Abo-Inhalt24.11.2021772 Min. LesedauerVon Moritz Lennich, Fachanwalt für Bau- und Architektenrecht, franz+partner rechtsanwälte, Köln

| Ein Berufshaftpflichtversicherer, der sich gegen die Übernahme der Prozessführung entscheidet, ist grundsätzlich an einen im Haftpflichtverhältnis (also im Verhältnis der beteiligten Parteien) geschlossenen Vergleich gebunden, auch wenn er nicht ausdrücklich zustimmt. Das hat das OLG Nürnberg entschieden. Lernen Sie die Entscheidung kennen und erfahren Sie, welche Konsequenzen für die Praxis daraus resultieren. |

Der Versicherungs-/Vergleichsfall vor dem OLG Nürnberg

Im konkreten Fall hatte eine WEG gegen „ihren“ Bauträger ein Beweissicherungsverfahren wegen Baumängeln eingeleitet. Daraufhin verkündete der Bauträger seinem Architekten den Streit. Die Haftpflichtversicherung des Architekten erteilte eine Deckungszusage („Abwehrdeckung“).
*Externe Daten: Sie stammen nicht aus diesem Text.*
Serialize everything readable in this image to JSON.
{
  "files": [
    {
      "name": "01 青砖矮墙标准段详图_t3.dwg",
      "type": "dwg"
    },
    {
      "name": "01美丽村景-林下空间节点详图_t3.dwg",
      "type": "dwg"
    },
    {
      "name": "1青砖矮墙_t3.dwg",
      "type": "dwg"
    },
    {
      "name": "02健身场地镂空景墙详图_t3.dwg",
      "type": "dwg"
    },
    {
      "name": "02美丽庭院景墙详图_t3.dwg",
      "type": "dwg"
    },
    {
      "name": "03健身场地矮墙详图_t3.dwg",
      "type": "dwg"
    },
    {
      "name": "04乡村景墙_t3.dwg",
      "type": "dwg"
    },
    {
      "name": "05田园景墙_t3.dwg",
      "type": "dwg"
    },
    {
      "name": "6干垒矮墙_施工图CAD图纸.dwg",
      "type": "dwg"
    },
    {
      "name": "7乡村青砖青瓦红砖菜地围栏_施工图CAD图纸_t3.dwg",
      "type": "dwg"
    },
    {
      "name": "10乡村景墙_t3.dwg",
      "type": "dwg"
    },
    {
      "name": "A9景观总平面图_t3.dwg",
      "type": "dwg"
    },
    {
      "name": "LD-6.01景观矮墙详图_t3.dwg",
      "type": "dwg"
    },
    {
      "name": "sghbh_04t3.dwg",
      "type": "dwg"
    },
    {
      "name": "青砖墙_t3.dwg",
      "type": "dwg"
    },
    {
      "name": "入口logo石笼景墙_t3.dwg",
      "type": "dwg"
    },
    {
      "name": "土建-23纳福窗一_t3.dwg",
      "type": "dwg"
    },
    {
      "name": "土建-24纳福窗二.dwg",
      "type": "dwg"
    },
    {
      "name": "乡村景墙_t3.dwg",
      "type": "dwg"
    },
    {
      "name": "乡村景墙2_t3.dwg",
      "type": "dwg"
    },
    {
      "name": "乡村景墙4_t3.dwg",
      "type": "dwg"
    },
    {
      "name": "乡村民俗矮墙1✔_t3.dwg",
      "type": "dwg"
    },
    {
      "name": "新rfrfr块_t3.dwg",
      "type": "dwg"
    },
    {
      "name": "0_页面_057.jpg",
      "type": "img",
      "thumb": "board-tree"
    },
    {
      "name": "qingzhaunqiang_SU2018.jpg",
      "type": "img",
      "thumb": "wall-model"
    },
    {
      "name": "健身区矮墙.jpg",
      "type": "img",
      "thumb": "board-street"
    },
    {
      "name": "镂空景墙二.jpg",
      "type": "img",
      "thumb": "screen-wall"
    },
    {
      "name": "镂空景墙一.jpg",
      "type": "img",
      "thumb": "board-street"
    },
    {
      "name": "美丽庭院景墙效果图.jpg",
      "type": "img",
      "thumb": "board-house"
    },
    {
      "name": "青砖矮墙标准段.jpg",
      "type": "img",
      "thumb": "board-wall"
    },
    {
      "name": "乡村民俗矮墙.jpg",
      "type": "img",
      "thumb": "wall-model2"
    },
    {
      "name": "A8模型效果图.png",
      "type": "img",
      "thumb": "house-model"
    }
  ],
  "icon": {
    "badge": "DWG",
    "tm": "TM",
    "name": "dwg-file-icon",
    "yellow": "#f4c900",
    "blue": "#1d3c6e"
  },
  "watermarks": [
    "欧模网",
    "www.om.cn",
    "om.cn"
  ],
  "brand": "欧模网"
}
Nach rund vier Jahren entschlossen sich sämtliche Verfahrensbeteiligten, also auch der Architekt, sich gütlich zu einigen. Daraufhin lehnte die Versicherung weiteren Deckungsschutz ab. Sie begründete dies damit, dass die Schadensmeldung erst nach dem abgelaufenen Nachhaftungszeitrum erfolgt sei.

Der Architekt schloss mit dem Bauträger trotzdem einen außergerichtlichen Vergleich. Darin verpflichtete er sich, dem Bauträger 130.000 Euro zu zahlen. Der Bauträger wiederum schloss mit der WEG einen gerichtlichen Vergleich, wonach er an diese einen Betrag von 200.000 Euro zahlen musste. Mit der Nürnberger Klage wollte der Architekt erreichen, dass seine Haftpflichtversicherung den Vergleichsbetrag mit dem Bauträger übernimmt.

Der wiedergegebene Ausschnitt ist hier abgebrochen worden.